# Presentation on Word2Vec
Glenn Abastillas | 24 March, 2020

This notebook goes over an example implementation of Word2Vec and some existing packages that perform Word2Vec training.

Contents
  1.  Preliminary Steps
      * [Load Packages](#load_packages)
      * [Preprocess Data](#preprocess_data)
      * [Quick Background](#quick_background)
  2. [Implementation from Scratch](#implementation_from_scratch)
      * Word2Vec Flavors: Continuous Back of Words (CBOW) / Skip Grams (SG)
      * Training
      * Retrieving the trained matrix
  3. Using an Existing Package

__At each step, we will also cover other packages that can be used to acheive the same thing (e.g., Countvectorizer)__
  
---

### Load Packages <a id="load_packages"></a>
First we import packages and clean the data.

In [1]:
import numpy as np
import spacy
import tqdm
from string import punctuation
from nltk.corpus import gutenberg, stopwords
from collections import namedtuple

We will use data from the `gutenberg` corpus and normalize the input data.

In [2]:
sents = gutenberg.sents('melville-moby_dick.txt')

`[insert navigation here]`

---
### Preprocess Data <a id="preprocess_data"></a>
##### Normalize Vocabulary

To improve processing and richness of our lexical items, we normalize our language data. 

Normalizing data can involve a variety of tasks depending on the final application of our language model.

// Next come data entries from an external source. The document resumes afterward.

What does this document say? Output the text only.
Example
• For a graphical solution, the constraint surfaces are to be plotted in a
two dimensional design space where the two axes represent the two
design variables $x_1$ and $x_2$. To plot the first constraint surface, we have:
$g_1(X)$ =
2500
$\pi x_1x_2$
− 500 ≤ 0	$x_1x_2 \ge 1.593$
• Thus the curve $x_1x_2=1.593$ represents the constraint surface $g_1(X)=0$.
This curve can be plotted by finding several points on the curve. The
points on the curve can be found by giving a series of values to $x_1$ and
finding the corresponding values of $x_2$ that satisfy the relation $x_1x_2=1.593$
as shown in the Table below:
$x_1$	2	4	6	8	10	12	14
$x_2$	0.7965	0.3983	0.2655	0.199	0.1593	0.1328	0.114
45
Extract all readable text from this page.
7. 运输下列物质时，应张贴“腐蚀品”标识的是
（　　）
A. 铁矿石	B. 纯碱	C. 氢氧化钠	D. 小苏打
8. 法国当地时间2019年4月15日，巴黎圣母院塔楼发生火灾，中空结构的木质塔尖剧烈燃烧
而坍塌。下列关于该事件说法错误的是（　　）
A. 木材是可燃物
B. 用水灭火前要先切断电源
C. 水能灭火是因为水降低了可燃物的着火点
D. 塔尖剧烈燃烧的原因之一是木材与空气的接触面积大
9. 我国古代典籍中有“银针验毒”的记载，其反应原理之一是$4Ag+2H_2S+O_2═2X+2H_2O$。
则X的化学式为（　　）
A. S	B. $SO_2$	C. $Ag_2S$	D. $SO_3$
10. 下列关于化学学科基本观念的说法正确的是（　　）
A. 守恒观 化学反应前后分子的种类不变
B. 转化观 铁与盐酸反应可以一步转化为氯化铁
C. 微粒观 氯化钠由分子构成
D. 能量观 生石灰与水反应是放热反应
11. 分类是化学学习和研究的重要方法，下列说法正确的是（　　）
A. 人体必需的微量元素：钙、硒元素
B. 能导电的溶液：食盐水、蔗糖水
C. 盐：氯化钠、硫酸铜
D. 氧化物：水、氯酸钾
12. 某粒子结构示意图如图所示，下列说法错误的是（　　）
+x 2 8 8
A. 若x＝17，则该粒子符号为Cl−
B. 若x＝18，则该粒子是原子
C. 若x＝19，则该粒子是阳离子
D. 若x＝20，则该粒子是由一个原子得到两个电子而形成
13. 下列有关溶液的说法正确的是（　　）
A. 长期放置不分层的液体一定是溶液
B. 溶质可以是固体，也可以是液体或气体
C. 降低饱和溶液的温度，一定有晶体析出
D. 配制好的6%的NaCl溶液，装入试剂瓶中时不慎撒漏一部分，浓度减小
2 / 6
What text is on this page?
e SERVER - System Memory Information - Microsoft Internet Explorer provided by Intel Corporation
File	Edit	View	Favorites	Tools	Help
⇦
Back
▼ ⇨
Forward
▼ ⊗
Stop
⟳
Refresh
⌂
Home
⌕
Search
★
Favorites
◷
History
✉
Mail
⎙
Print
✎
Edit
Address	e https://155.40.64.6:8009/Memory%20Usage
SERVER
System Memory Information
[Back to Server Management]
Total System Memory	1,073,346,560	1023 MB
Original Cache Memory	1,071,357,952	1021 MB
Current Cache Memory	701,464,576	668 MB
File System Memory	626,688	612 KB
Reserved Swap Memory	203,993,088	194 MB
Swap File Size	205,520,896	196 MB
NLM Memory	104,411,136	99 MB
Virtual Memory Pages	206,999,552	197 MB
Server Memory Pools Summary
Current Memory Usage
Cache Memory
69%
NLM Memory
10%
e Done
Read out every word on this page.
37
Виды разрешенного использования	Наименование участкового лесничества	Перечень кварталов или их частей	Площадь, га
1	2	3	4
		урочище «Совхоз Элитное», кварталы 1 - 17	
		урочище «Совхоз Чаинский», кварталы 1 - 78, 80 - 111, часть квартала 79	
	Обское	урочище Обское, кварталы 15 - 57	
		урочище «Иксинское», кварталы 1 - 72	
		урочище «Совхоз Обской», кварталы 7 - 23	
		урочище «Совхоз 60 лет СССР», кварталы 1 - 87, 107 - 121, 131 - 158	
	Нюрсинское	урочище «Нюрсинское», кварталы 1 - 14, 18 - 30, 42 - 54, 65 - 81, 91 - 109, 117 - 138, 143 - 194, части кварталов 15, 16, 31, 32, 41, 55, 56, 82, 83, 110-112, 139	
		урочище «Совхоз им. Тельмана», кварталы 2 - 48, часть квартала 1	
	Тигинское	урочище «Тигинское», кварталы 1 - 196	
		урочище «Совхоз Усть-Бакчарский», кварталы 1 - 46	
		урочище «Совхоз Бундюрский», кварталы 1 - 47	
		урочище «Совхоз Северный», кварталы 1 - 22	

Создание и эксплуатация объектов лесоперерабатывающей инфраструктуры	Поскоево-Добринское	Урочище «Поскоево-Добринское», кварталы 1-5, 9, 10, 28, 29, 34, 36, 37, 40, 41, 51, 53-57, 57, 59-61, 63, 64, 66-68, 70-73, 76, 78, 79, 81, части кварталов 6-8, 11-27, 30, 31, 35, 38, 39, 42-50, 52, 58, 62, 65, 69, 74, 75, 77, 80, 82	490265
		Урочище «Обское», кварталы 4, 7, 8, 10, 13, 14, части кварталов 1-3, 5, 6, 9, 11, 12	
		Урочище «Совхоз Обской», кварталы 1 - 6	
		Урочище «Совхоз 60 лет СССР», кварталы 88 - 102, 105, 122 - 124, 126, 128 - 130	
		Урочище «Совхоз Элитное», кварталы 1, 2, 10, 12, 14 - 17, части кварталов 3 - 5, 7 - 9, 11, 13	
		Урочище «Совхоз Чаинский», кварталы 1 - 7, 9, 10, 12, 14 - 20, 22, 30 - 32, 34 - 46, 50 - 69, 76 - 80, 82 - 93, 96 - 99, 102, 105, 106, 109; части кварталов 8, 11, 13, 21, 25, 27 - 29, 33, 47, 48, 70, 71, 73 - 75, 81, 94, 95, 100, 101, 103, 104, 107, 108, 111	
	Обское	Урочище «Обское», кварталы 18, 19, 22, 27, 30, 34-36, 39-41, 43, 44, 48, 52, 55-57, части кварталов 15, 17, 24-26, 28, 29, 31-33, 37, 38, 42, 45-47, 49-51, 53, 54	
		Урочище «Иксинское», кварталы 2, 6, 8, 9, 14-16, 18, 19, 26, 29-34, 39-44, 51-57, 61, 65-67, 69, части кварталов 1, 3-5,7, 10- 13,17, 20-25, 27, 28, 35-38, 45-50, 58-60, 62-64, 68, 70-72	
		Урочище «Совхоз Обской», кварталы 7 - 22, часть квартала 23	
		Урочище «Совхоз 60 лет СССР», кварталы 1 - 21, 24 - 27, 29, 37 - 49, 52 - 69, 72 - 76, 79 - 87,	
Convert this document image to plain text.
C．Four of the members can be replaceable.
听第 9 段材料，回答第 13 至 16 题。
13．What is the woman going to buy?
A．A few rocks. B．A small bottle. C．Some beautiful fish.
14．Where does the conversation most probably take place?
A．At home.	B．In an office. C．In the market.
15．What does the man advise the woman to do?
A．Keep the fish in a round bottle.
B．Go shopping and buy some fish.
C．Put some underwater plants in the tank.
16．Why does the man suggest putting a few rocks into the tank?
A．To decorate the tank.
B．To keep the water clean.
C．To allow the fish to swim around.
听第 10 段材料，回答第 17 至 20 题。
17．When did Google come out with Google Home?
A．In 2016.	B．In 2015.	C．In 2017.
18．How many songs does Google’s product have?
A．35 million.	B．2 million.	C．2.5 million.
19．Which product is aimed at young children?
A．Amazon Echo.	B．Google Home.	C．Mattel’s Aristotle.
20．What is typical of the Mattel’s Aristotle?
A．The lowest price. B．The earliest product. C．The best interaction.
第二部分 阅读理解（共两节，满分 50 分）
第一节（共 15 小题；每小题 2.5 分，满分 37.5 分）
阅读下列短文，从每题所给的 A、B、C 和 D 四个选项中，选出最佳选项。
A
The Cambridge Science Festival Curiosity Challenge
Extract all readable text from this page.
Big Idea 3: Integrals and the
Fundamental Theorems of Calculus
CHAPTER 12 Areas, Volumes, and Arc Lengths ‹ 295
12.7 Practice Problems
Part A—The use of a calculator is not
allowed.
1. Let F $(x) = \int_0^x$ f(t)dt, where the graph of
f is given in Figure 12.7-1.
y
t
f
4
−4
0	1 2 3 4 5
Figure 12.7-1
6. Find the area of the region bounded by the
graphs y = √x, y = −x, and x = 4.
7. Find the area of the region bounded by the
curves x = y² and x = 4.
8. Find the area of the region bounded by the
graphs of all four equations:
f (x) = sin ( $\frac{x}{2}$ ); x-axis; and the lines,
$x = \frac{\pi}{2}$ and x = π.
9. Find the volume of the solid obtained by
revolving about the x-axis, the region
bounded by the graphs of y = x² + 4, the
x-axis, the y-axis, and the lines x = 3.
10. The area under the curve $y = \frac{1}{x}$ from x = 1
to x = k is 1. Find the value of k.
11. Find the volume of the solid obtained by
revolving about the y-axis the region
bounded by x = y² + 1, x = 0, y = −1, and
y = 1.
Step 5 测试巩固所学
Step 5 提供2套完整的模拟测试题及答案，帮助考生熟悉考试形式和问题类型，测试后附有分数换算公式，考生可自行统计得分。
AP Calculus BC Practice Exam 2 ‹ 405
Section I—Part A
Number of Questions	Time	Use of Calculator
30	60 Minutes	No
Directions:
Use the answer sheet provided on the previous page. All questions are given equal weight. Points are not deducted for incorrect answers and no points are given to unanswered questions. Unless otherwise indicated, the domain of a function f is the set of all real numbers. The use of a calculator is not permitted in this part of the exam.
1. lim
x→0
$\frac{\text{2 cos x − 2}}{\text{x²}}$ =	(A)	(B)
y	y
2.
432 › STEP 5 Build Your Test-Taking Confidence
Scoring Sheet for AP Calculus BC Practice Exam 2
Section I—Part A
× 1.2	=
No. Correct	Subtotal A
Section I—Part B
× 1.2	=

These tasks including making all words the same case, removing punctuation, and removing **<a id="stopword" style="text-decoration: none; cursor: help;" title="Words that contribute little semantic information to a text">stopwords</a>**.

For this presentation, we will use **<a id="token" style="text-decoration: none; cursor: help;" title="Combinations of characters separated by spaces (e.g., words, numbers)">tokens</a>** that are not punctuation nor stopwords.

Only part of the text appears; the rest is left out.